Long term Trader versus Intraday Trader which is profitable?

Discussion in 'Professional Trading' started by Daxakar, Dec 11, 2007.

  1. Daxakar


    Hello guys,, I am new to this forum. I traded in FX and mainly Major pairs

    Just hope to find out which of the above are u guys. I personally had 2 accounts with same amount of capital. 1 for day trading and the other for longer term trading. I found that longer term trading makes me more $$$ and without much of my monitoring. Whereas day trading, it takes up like 8hrs of my time at least just to monitor!!!!! YET I am loosing money. Maybe I am weak at TA, but it really piss me off with me buy LONG and result in SHORT and vice versa......

    Initially I took of day trading, thinking that I could make a million bucks with it in 1 years or so,, apparently I am so wrong!! Pls if there is someone who does day trading and are successful, give me a post.

    Longer term = 2days to 1month
    Daytrading = <24hrs
  2. For me, same as u, i find intraday trading too volatile, too shorterm, that winning is little or even worse, losses.

    Whereas so far, more than 2 days trading give me my income
  3. BJL


    hi, I do a bit of both.

    I trade futures on a long term scale (3months and up) and local equities an a short term scale (15mins - 2 days).

    last year was very good for long term portfolio, this year was very good for short term plays.

    I started out doing only the short term stuff, but I found it took up a lot of my time just like a job ;), so I decided to move some or all to a longer time frame to be able to enjoy the sunny days in summer.

    Right now, I think I will keep it balanced between the two approaches. One change I made however is that I don't trade all days the short term stuff, only on volatile interesting days and don't care if I miss a good day because I have other plans.
  4. candymr2


    Long-term trading will always be more profitable -- it is for me anyways. Typically, I hold positions anywhere from one day to three months.
  5. JJ2


    If you have good setup(s), and are disciplined about quitting when you are ahead, manage your capital well and know what your goals are before you even sit down in your seat you can do very well as an intra-day trader.
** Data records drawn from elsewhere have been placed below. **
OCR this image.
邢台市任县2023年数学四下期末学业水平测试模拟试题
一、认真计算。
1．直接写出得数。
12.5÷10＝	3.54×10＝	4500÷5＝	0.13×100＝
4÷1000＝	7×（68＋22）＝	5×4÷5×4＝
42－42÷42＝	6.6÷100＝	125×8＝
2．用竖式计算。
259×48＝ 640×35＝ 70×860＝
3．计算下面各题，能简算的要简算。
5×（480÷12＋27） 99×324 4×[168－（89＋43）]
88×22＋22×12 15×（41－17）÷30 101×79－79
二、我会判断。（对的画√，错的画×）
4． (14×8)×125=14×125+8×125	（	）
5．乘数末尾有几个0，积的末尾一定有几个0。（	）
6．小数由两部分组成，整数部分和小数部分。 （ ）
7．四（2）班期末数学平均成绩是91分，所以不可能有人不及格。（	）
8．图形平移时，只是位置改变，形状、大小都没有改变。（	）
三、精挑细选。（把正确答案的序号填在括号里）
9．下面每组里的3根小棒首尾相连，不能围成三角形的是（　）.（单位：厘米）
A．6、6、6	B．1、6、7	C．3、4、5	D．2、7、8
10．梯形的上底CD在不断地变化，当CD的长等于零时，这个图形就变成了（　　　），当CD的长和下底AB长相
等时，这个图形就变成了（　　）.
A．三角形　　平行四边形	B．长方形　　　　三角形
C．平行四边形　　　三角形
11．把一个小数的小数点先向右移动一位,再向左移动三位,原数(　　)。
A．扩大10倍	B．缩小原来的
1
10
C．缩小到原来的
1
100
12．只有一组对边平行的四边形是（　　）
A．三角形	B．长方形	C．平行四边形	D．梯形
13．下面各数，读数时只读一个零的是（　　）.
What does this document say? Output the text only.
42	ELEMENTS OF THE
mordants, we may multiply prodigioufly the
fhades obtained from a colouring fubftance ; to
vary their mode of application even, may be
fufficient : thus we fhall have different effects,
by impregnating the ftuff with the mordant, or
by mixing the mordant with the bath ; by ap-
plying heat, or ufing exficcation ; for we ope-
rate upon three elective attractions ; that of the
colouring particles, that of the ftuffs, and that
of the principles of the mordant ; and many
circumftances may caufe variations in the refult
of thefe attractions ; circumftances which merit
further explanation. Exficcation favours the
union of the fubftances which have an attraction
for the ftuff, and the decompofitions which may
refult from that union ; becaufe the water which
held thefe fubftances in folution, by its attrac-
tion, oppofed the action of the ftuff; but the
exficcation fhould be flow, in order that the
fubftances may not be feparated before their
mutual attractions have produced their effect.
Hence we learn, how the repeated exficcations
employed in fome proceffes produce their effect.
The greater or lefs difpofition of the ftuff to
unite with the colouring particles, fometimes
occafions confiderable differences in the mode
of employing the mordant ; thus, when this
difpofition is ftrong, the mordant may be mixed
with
    Longer term position trading has its associated types of risk (overnight gaps) but in general it requires less skill, less attention to detail and more capital to do successfully.

    Good trading,

  6. As jj said. Short term has greater potential for profit simply because you can take X% risks much more frequently.

    But the shorter decision making timeframes demand a lot more from the trader. If you can't give it then you won't get it.
  7. You are trying to compare two incompatible items.
    This may account for your poor performance in the intraday.

    As has been mentioned already, the potential for stellar intraday profits based on a relatively small brokerage account balance is huge.

    Long term trading requires deeper drawdowns and larger account balances more proportionate to the risk.

    Just two completely different things really.

  8. Daxakar


    Thanks guys :)

    At least i know where i am getting at. This Daytrading really brings out all my emotions!!!! When i lost a trade, I even try to fight back either double my initial amount traded or chase after a breakout, which usually cost me more $$$. Maybe its just my strength and weaknesses, I am not up to it. For the time being I am back to Demo on daytrading, to practise and fine tune my skills.

    Thats why I resort to longer term trading, whereby I could have my cool to analyse and study the market. Even with longer term trading I will try my best to avoid traps such as important economic annoucement when I am not sure what would be the possible out come.

    (OMG.... speaking of which I just witness GBP/USD falling from 2.0430 to 2.0370 and risen back to 2.0460. IMHO this should have wiped out lotsa daytrading positions, where their STOPS are around 30pips.) And this is why I say I stop my daytrading...
  9. From what I've read I think you are making the right decision.

    In general, to me, it is a question of capital. If you have $15k in capital and even if you are the next coming of Warren Buffet or whatever - able to earn like 30% a year - you will be hard pressed to turn that into meaningful money. Even with 20 to 1 prop firm leverage.

    If you go 20 to 1 on your $15k - you can't really have more than a 4% drawdown in your pursuit of your 30% return. And then, you'll have to pay interest on most of the difference between the $15k and the $300K you are using.

    If you are a good scalper or intraday trader, however, it is not out of the question to average a net $300 a day on a $15K account.

    So your 15K yields about $75K.

    Obviously, whatever short-term scalps and techniques you are using at the $15K level are not likely to be feasible at the $1.5mln level. Forex may be different - but with stocks - the larger your orders get, the smaller the universe of "unbudgeable liquid stocks" gets.

    So a person with only $15K almost has to day trade (or take very timely short-term overnight trades). If you have the capital to make a living off of long-term moves, then you should try to come up with a day trade approach that goes in the direction of your long-term positions - if you bother to daytrade at all.
  10. P.S. - Some equity firms will only offer 20 to 1 overnight on "hedged" (balanced long vs. short) positions. So you would have to make your long-term return in that fashion.

    For flat out naked longs or shorts, however, most equity firms top out between 5 to 1 and 10 to 1 overnight. So I guess that just underscores the point.